I would especially draw your attention to the appendix to the guidance, which details some of the ways the agency plans to implement FSMA’s provisions. FDA will vary its strategy for different types of food facilities. For food and animal feed facilities, for example, the agency says it will significantly expand its inspection and surveillance tools to include a wider range of inspection, sampling, testing, and other data collection activities conducted through its own field force and through collaboration with partner agencies and the food industry.
For these facilities, inspection and surveillance will include:
- Efficiently screening firms for food safety performance to guide risk-based inspection priority, frequency, depth, and approach;
- Providing firms incentives for compliance through enhanced presence in and targeted scrutiny of high-risk firms and products and reduced scrutiny of firms with records of demonstrated good performance;
- Assessing the compliance of individual firms through a range of inspection and sampling techniques used in a strategic, risk-based way to maximize coverage of priority sectors and firms;
- Making in-depth assessments of individual firms when needed to increase the incentive for compliance and determine the need for compliance or enforcement actions
- Collecting data to inform understanding and analysis of sector-wide hazards, practices, and preventive control deficiencies; and
- Collecting data on compliance rates to evaluate program performance and plan future efforts
The agency says its primary compliance tools will be administrative actions rather than court enforcement cases. The administrative actions will include:
- Voluntary correction of problems at the facility level, achieved immediately during the course of an inspection through communication with firm management by investigators and, as needed, Center technical staff;
- Voluntary correction achieved at the District level through deficiency letters, issued within days after an inspection with Center back up, to document significant safety-related deficiencies and request correction within a specified period, with immediate inspection follow up to verify correction;
- Administrative detention of product if needed to provide immediate public health protection or for other appropriate purposes;
- Voluntary and mandatory recalls to remove potentially hazardous food from the market; and
- Administrative suspension of registration when other administrative compliance measures have failed or are inadequate to achieve correction of significant deficiencies that put consumers at risk.
FDA’s judicial enforcement tools will include:
- Seizure actions that are needed to back up administrative detentions;
- Injunction actions when suspension of registration or other measures are inadequate to prevent future non-compliance; and
- Criminal prosecution for falsifying records, lying to FDA, knowingly putting consumers at risk, or in other appropriate cases.
A Different Approach for Produce
Implementation of FSMA’s produce safety standards will require a different approach, the agency says. Because of the scale and diversity of the produced sector, “there is no reasonable expectation FDA will have the resources to make routine on-farm inspection a major source of accountability for compliance with produce safety standards.”

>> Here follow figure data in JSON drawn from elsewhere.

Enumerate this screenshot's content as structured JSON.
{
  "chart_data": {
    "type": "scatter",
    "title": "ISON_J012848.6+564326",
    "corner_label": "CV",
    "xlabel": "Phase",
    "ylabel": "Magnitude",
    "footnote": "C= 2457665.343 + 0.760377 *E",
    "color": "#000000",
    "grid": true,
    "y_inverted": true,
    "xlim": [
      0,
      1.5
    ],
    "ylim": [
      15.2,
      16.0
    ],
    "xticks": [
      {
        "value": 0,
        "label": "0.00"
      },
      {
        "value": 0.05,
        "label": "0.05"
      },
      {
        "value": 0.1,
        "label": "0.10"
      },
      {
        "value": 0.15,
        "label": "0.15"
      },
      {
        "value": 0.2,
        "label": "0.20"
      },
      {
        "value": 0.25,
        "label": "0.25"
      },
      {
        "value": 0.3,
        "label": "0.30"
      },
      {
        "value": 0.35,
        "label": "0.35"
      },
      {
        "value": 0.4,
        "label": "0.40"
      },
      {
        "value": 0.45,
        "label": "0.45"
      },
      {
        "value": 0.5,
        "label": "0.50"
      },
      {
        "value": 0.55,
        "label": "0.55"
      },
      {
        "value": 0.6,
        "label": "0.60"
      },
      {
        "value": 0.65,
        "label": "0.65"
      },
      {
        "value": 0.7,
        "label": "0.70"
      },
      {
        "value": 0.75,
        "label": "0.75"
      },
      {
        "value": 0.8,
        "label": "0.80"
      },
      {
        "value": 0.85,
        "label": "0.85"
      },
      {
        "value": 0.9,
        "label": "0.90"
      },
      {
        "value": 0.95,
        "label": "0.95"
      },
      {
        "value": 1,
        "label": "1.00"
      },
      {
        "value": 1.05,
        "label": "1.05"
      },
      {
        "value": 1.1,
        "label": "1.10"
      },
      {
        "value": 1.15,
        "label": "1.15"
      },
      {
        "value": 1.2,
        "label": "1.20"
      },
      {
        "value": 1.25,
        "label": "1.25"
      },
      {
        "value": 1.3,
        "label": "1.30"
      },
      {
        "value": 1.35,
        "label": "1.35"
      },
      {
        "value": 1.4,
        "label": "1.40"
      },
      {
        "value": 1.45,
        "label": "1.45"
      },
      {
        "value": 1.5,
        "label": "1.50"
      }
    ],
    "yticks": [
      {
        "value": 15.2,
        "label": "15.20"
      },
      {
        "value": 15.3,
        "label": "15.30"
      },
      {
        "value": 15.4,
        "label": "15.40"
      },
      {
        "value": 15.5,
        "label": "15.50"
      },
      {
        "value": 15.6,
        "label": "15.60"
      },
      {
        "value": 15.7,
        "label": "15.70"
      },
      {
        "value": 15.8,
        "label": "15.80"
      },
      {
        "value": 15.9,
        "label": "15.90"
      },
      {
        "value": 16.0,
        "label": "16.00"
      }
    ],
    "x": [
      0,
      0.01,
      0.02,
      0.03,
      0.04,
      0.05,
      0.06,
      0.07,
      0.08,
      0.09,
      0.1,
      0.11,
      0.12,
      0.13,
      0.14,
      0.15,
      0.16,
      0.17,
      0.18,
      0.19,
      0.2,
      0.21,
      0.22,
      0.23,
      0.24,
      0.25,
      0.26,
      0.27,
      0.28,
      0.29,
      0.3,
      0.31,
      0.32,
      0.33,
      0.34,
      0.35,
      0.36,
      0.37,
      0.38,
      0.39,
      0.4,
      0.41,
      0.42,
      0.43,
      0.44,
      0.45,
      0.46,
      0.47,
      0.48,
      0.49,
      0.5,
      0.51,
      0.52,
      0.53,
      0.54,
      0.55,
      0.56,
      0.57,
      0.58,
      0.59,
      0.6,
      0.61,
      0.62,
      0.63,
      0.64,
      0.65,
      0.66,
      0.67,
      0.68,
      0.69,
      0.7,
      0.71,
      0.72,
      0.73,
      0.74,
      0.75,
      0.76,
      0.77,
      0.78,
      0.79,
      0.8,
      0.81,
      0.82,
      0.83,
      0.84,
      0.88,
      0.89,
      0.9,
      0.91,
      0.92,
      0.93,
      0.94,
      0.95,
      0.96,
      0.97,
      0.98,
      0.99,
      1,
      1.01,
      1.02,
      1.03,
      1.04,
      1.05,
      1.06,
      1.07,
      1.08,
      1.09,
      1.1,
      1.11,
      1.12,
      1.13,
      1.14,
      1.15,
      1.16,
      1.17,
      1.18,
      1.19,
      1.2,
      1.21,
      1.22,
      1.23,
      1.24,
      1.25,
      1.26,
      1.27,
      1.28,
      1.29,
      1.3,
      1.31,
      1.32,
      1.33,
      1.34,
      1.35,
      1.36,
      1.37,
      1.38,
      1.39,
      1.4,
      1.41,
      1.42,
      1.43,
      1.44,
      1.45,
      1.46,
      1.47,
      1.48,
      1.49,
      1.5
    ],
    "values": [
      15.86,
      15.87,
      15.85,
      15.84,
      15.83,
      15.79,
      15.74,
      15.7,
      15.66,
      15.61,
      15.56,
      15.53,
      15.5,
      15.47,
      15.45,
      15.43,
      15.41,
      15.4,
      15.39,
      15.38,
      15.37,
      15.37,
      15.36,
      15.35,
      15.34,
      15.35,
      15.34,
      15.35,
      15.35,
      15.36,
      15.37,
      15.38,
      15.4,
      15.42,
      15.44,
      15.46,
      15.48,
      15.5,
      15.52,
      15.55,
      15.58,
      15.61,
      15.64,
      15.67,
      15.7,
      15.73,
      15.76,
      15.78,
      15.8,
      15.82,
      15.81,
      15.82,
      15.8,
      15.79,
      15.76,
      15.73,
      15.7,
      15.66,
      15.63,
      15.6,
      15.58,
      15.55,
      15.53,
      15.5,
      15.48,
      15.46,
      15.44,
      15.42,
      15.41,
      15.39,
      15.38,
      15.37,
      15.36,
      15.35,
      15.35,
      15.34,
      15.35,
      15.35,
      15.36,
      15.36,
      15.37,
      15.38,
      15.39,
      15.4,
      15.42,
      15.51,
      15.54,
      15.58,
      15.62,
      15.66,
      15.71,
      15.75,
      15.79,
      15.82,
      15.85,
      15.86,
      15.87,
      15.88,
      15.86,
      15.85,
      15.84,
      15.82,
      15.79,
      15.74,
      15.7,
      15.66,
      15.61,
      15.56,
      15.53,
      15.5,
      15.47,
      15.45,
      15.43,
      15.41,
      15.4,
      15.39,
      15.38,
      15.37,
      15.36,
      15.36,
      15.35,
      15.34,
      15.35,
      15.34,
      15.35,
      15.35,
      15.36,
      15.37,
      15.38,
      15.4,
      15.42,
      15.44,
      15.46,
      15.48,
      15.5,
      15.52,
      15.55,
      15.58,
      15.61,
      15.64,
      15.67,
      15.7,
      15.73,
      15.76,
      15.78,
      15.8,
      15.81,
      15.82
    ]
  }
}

So, the agency explains, “FDA’s implementation of produce safety standards will entail a broad, collaborative effort to foster awareness and compliance through guidance, education, and technical assistance, coupled with accountability for compliance from multiple public and private sources, including FDA and partner agencies, USDA audits, marketing agreements, and private audits required by commercial purchasers.”
A Strategy for Imports
For imported foods, the agency will rely primarily on “importers providing documented assurances that their foreign suppliers have taken proper steps to prevent problems.” The agency plans to build its skills and capacity and to focus on auditing foreign supplier verification programs and on holding importers accountable for managing their supply chains.
According to the Congressional Budget Office, FDA needed $1.4 billion through 2015 to fulfill FSMA requirements. But the agency’s budget for FSMA received only modest increases since the legislation’s enactment.
As examples, the Foreign Supplier Verification Program will require new staff and skills to audit and verify the adequacy of the importer’s verification plan; conduct more foreign inspections; work more on food safety with foreign governments to leverage their efforts; and improve the agency’s data and import systems to facilitate prompt entry of foods that meet U.S. safety standards.
FDA’s strategy relies on partnerships with state departments of agriculture, other state partners, and local, territorial, and tribal authorities to deliver the education, training and technical assistance, as well as compliance oversight, needed to ensure the rules are implemented properly. However, additional resources are required to build the capacity of these partners and provide the needed assistance to growers, especially small and mid-size operators.
This cannot be done unless FDA finds additional resources to build the capacity of its partners and provide the needed assistance to growers, especially small and mid-size operators. The current appropriations are insufficient to take advantage of these opportunities and meet the objectives of FSMA.